About 250 million people live in this region and a further 1.65 billion people rely on its river flows downstream.
The danger is that rapid melting will, initially, increase water flows in the next few decades. Meltwater feeding the rivers would then decline as the glaciers shrink.
That could trigger unrest as nations clash over water supplies.
Underscoring the risks, a study by Himalayan Adaptation, Water and Resilience Research (HI-AWARE), a regional scientific collaboration, calculated that the water consumption in downstream areas of the Indus, Ganges, and Brahmaputra basins is projected to increase by 24 per cent, 42 per cent and 107 per cent, respectively, during this century.
Water use for industrial and domestic purposes is projected to increase three to sevenfold.
Over-extraction of ground water has already led to water shortages in some areas, which could become worse during droughts that climate scientists predict will become more intense and last longer.
Dr Prakash said that even with the most ambitious goal of the 2015 Paris Climate Agreement to limit global warming to 1.5 deg C by the end of the century, temperatures in the Hindu Kush Himalayan would rise 2.1 deg C and one-third of the region's glaciers would melt.

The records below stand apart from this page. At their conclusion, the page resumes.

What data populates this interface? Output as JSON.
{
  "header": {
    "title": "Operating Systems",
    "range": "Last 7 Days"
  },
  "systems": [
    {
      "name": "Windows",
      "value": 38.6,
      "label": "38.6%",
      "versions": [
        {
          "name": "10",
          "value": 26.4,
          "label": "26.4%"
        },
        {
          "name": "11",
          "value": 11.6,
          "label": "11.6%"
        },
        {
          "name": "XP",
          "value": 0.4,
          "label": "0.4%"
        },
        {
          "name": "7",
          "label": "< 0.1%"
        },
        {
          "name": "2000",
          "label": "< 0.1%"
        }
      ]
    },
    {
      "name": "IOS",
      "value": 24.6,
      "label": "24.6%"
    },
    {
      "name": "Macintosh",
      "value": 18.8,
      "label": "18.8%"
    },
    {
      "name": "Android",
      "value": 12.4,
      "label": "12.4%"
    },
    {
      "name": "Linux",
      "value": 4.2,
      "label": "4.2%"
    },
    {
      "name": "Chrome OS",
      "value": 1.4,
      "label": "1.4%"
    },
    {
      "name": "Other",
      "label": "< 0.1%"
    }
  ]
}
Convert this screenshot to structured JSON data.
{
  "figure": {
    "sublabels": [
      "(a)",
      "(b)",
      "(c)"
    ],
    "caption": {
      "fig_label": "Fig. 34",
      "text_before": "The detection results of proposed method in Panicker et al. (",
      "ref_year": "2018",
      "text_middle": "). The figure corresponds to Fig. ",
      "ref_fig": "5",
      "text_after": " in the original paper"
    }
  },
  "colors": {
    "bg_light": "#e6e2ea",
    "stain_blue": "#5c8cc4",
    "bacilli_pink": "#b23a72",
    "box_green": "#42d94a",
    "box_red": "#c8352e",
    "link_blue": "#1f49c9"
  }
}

If global climate efforts fail, current emissions would lead to warming of up to 5 deg C warming and the loss of two-thirds of the region's glaciers by 2100.
Worse, climate computer models also project higher rainfall in the region if temperatures rise sharply.
This would lead to significant losses in glacier volume, from 36 per cent to 64 per cent, depending on the warming scenario, Dr Prakash, a coordinating lead author of the Intergovernmental Panel on Climate Change (IPCC) special report on oceans and ice-covered parts of the globe, told The Straits Times.
The report is due for release on Sept 25.
With a certain amount of global warming locked in because of the greenhouse gases already in the atmosphere, nations reliant on Hindu Kush Himalayan waters may have to adapt, Dr Prakash said.
But also urgent is increased coordination and management of the region's water resources, which he said is lacking because of distrust between governments.
"This precedes the ineffective and inefficient management of water at virtually all levels in the Hindu Kush Himalayan region. There are eight countries that share the Hindu Kush Himalayan boundary but in most of the countries, water management is inward-looking with little attention paid to long-term cooperation for better water management," he said.
"The river systems are the economic engines of the region, especially due to the large freshwater reserve, biodiversity and natural resource support that it provides for the billions of people living downstream."
What happens to them will directly affect more than half Asia's population, he said.